This story was updated at 10:38 p.m. on September 8, 2021, to include comments from Rabia Kamara
Rabia Kamara, a native of Silver Spring and owner of an ice cream parlor in Richmond, Va., Won the grand prize of $ 20,000 in a reality show contest Monday night.
Kamara was one of three finalists who appeared on Monday night’s episode of The Food Network’s “Ben & Jerry’s Clash of the Cones”. The show features ice cream “masters” competing for a prize of $ 20,000 and a featured spot at a Ben & Jerry’s Scoop store or event in the winner’s hometown.
Kamara, 32, started her business, Ruby Scoops Ice Cream & Sweets, more than six years ago as a small business in Washington, DC’s Union Kitchen, according to her LinkedIn profile. Previously, she attended Montgomery County’s culinary institution, L’Académie de Cuisine, which has since closed.
Kamara told Bethesda Beat on Wednesday that she became interested in cooking around the age of 8, when her mother gave her a cookbook from Ms. Field.
Kamara, who is black, said working with celebrity chef Carla Hall, who is also black, early in her career was an inspiration.
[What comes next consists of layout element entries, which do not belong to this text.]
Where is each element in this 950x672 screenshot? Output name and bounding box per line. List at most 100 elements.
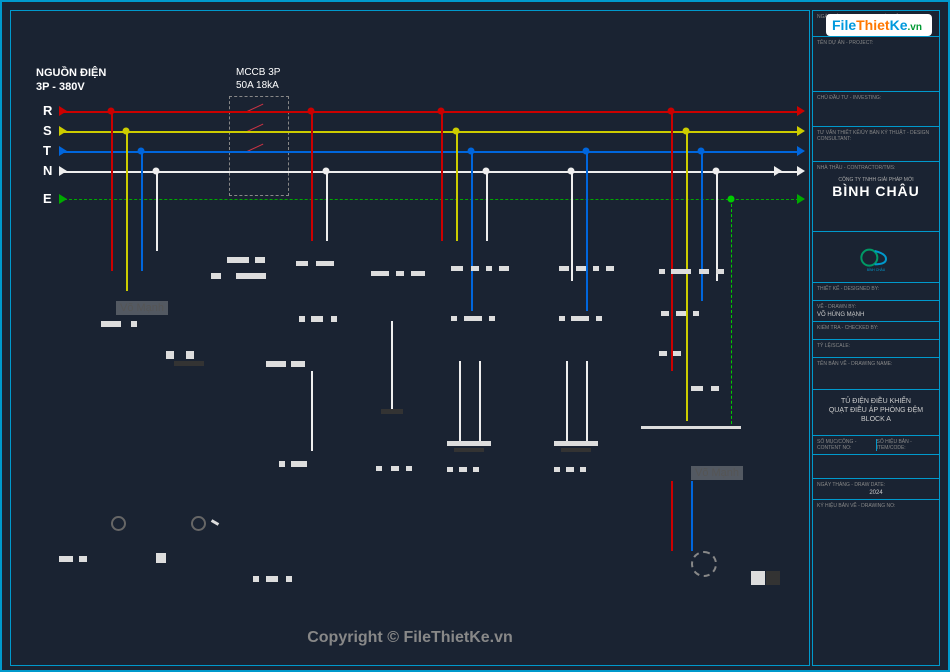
drop-wire [701,151,703,301]
drop-wire [441,111,443,241]
component-fragment [391,466,399,471]
busbar-t [59,151,799,153]
component-fragment [174,361,204,366]
tb-submittal-label: SỐ HIỆU BẢN - ITEM/CODE: [877,439,936,451]
component-fragment [279,461,285,467]
component-fragment [111,516,126,531]
tb-drawn-value: VÕ HÙNG MẠNH [817,312,935,318]
component-fragment [381,409,403,414]
watermark-text-2: Võ Mạnh [691,466,743,480]
component-fragment [671,269,691,274]
node [583,148,590,155]
component-fragment [406,466,412,471]
component-fragment [227,257,249,263]
component-bar [566,361,568,441]
arrow-in-r [59,106,67,116]
component-fragment [693,311,699,316]
drop-wire [111,111,113,271]
copyright-text: Copyright © FileThietKe.vn [307,629,513,647]
phase-label-r: R [43,103,52,118]
component-fragment [253,576,259,582]
component-fragment [566,467,574,472]
drawing-title-3: BLOCK A [861,416,891,423]
component-fragment [464,316,482,321]
component-fragment [576,266,586,271]
drop-wire [671,111,673,371]
title-block: NGÀY SỬA / DATE NGÀY HỆP / DATE TÊN DỰ Á… [812,10,940,666]
component-fragment [489,316,495,321]
component-fragment [296,261,308,266]
watermark-text-1: Võ Mạnh [116,301,168,315]
component-fragment [79,556,87,562]
component-fragment [459,467,467,472]
component-fragment [561,448,591,452]
drawing-title-1: TỦ ĐIỆN ĐIỀU KHIỂN [841,398,911,405]
arrow-out-n2 [774,166,782,176]
component-fragment [766,571,780,585]
drop-wire [571,171,573,281]
component-fragment [186,351,194,359]
component-bar [479,361,481,441]
tb-drawn-label: VẼ - DRAWN BY: [817,304,935,310]
arrow-out-t [797,146,805,156]
drop-wire [586,151,588,311]
component-fragment [580,467,586,472]
component-fragment [473,467,479,472]
component-fragment [156,553,166,563]
tb-scale-label: TỶ LỆ/SCALE: [817,343,935,349]
mccb-label: MCCB 3P 50A 18kA [236,66,280,92]
component-fragment [101,321,121,327]
svg-text:BÌNH CHÂU: BÌNH CHÂU [867,268,886,272]
component-fragment [606,266,614,271]
component-fragment [471,266,479,271]
component-fragment [699,269,709,274]
drop-wire [311,111,313,241]
component-fragment [454,448,484,452]
drop-wire [156,171,158,251]
component-fragment [554,441,598,446]
component-fragment [751,571,765,585]
busbar-e [59,199,799,200]
component-fragment [266,576,278,582]
drawing-canvas: NGUỒN ĐIỆN 3P - 380V MCCB 3P 50A 18kA R … [10,10,810,666]
component-fragment [711,386,719,391]
component-fragment [451,316,457,321]
component-fragment [451,266,463,271]
motor-symbol [691,551,717,577]
component-fragment [596,316,602,321]
tb-consultant-label: TƯ VẤN THIẾT KẾ/ỦY BÁN KÝ THUẬT - DESIGN… [817,130,935,142]
component-fragment [661,311,669,316]
source-label: NGUỒN ĐIỆN 3P - 380V [36,66,106,95]
site-watermark-logo: FileThietKe.vn [826,12,936,43]
component-fragment [559,266,569,271]
company-name: BÌNH CHÂU [819,183,933,199]
component-fragment [499,266,509,271]
drop-wire [716,171,718,281]
drop-wire [471,151,473,311]
phase-label-t: T [43,143,51,158]
component-fragment [447,467,453,472]
component-fragment [299,316,305,322]
drop-wire [671,481,673,551]
tb-drawing-label: TÊN BẢN VẼ - DRAWING NAME: [817,361,935,367]
component-fragment [311,316,323,322]
drop-wire [456,131,458,241]
drop-wire [326,171,328,241]
component-fragment [691,386,703,391]
drop-wire [691,481,693,551]
component-fragment [286,576,292,582]
component-bar [391,321,393,411]
component-fragment [236,273,266,279]
tb-checked-label: KIỂM TRA - CHECKED BY: [817,325,935,331]
drop-wire [126,131,128,291]
tb-item-label: SỐ MỤC/CÔNG - CONTENT NO: [817,439,876,451]
source-line1: NGUỒN ĐIỆN [36,67,106,79]
phase-label-n: N [43,163,52,178]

“She was the first person I saw on TV who looked like me cooking, so it definitely played a role in my decision to pursue this career,” she said.
Kamara has worked at a number of DC area restaurants including 8407 Kitchen Bar, Addie’s, Blacksalt, and Republic Takoma, some of which have since closed. It was when she was a pastry chef at Republic that Kamara wanted to get into ice cream as a business.
“There was a family that had two daughters to whom we served ice cream, three scoops per serving,” she said.
Each of the girls was supposed to get a scoop, Kamara said. But it didn’t work that way.
“One of the little girls was distracted by something and the other ate both of their ice creams, which caused her to collapse, which reminded me of those times in my childhood. At that point, I decided that I wanted to be a part of those moments for the families to come for a long time, ”she said.
Since November 2020, Kamara has been operating its physical store in Richmond, which has been successful, she said on Wednesday.
In April, she interviewed The Food Network for a spot on “Clash of the Cones” and was accepted within a week. Filming took place at the Ben & Jerry’s factory in Vermont the following month, she said.
Kamara said one of her favorite things to do on the show was ‘resuscitating’ a flavor of Ben & Jerry’s Flavor Graveyard – a term referring to flavors no longer served by the company, which have become ‘dearly stripped’. “.
“It was cool because there were all six of us [contestants] and we got to see how everyone was approaching ice cream, ”she said.
In the final, the three remaining competitors each created their own flavor.
Kamara’s winning entry on “Clash of the Cones” was “Bia’s Black Joy Sundae”, consisting of malty salty Dulce de Leche, vanilla with dark chocolate brownie chunks, blondie brownie chunks and “caramel d ‘seafood seasoning,’ according to the Food Network blog. .
Kamara explained on Wednesday that the flavor was meant to represent her identity, both as a person of color and as a Marylander.
“Growing up as a black person in this country, I experienced a lot of joy, but also a lot of pain because of the way this country was set up so that we weren’t necessarily successful. So a big part of the reason I make ice cream is to make sweet memories through sweet treats, but it’s especially important that people who look like me can experience a few moments of joy and peace with the ice cream, ”she said.
The Old Bay flavored caramel represented the Maryland aspect of the sundae, Kamara said.
The winning ice cream entrepreneur believes there is something about dessert that is universally part of the human experience.
“Ice cream is forever and we get hooked on it from a young age,” she said.